Lily Marsh undertook the Building Craft Programme to gain the Heritage Skills NVQ Level 3 qualification. She tells us what she enjoyed most and what she’s working on now.
“From the start of my training with the Building Craft College, my ambition was to do this intense programme and have the opportunity to travel and work across the UK, and learn from other skilled craftspeople. It offered me a chance to progress my skills and knowledge, and bolster the career change I'd made by gaining an NVQ. I was really excited to be offered the opportunity of being a Building Craft Apprentice.

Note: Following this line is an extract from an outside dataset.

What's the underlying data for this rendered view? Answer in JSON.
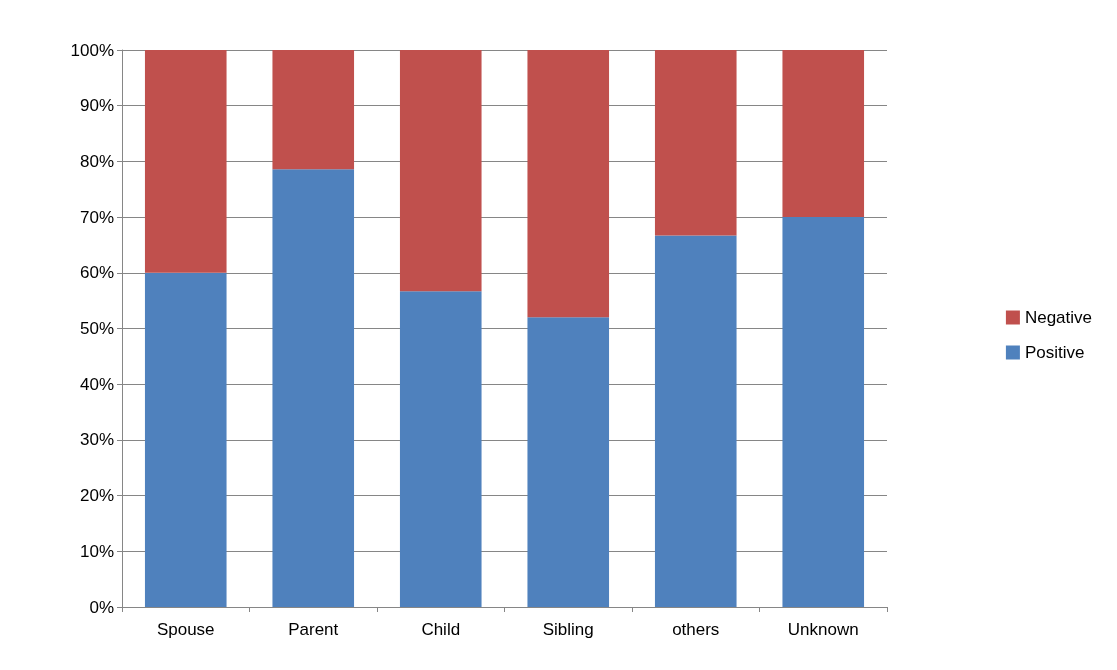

“There were so many incredible highlights, from the three-week Summer School with life drawing and fun geometry classes, city drawing lessons, inspiring lectures and yurt-making, to the live build where I designed and carved a green man for the front façade of the building. Working as part of a team, where we were personally invested in the build and played a big part in its construction, was something I'd not experienced before and found really rewarding.
“Several tradespeople assumed I was a workmate's wife, dutifully helping out her husband rather than a stonemason working with her colleague”
“I also had four hands-on placements around the UK during the eight months, which were invaluable. My first was with Laing Traditional Masonry, working in the centre of Inverness to repair the Townhouse and up a very high scaffold from where I could see the highlands and snow-capped peaks. The second was with Cliveden Conservation, repairing the gardener’s house at Windsor Castle. My third placement was at Gloucester Cathedral, where I carved and mended a weathering buttress on the south side of the Lady Chapel. Lastly, I was at Woodchester Mansion, where we worked to repair and fix a buttress. Each placement was a unique and vital opportunity to be part of a team and experience life on a site. I enjoyed meeting lots of new people, being able to ask questions and learn about the different techniques used by skilled craftspeople.
“The programme massively widened my understanding of my role as a stonemason. I now feel part of a wider heritage industry and see myself as a heritage craftsperson, which I didn't before. Working alongside other enthusiastic and dedicated craft apprentices really encouraged me to understand the part I could play. Gaining an NVQ increased my confidence in my skills and in seeing myself as a heritage stonemason. It definitely helped my move into employment. Since graduating I've been working as a stonemason with a commercial, London-based stonemasonry company specialising in restoration, carving and repair.
“I'm currently working on a number of projects: one where I'm carving a quatrefoil in Bathstone to replace a damaged stone on a Victorian building in London; another where I've carved a finial in Portland limestone for a building in Golden Square, Soho. I've also been working on a big commercial site repairing and fixing large stones on a 1920s building.
“Sometimes I've experienced surprised reactions from other tradespeople; several assumed I was a workmate's wife, dutifully helping out her husband rather than a stonemason working with her colleague. I've found learning, making mistakes and developing my knowledge in this environment can be tough, but it helps me challenge my own and others' assumptions about what I can do.”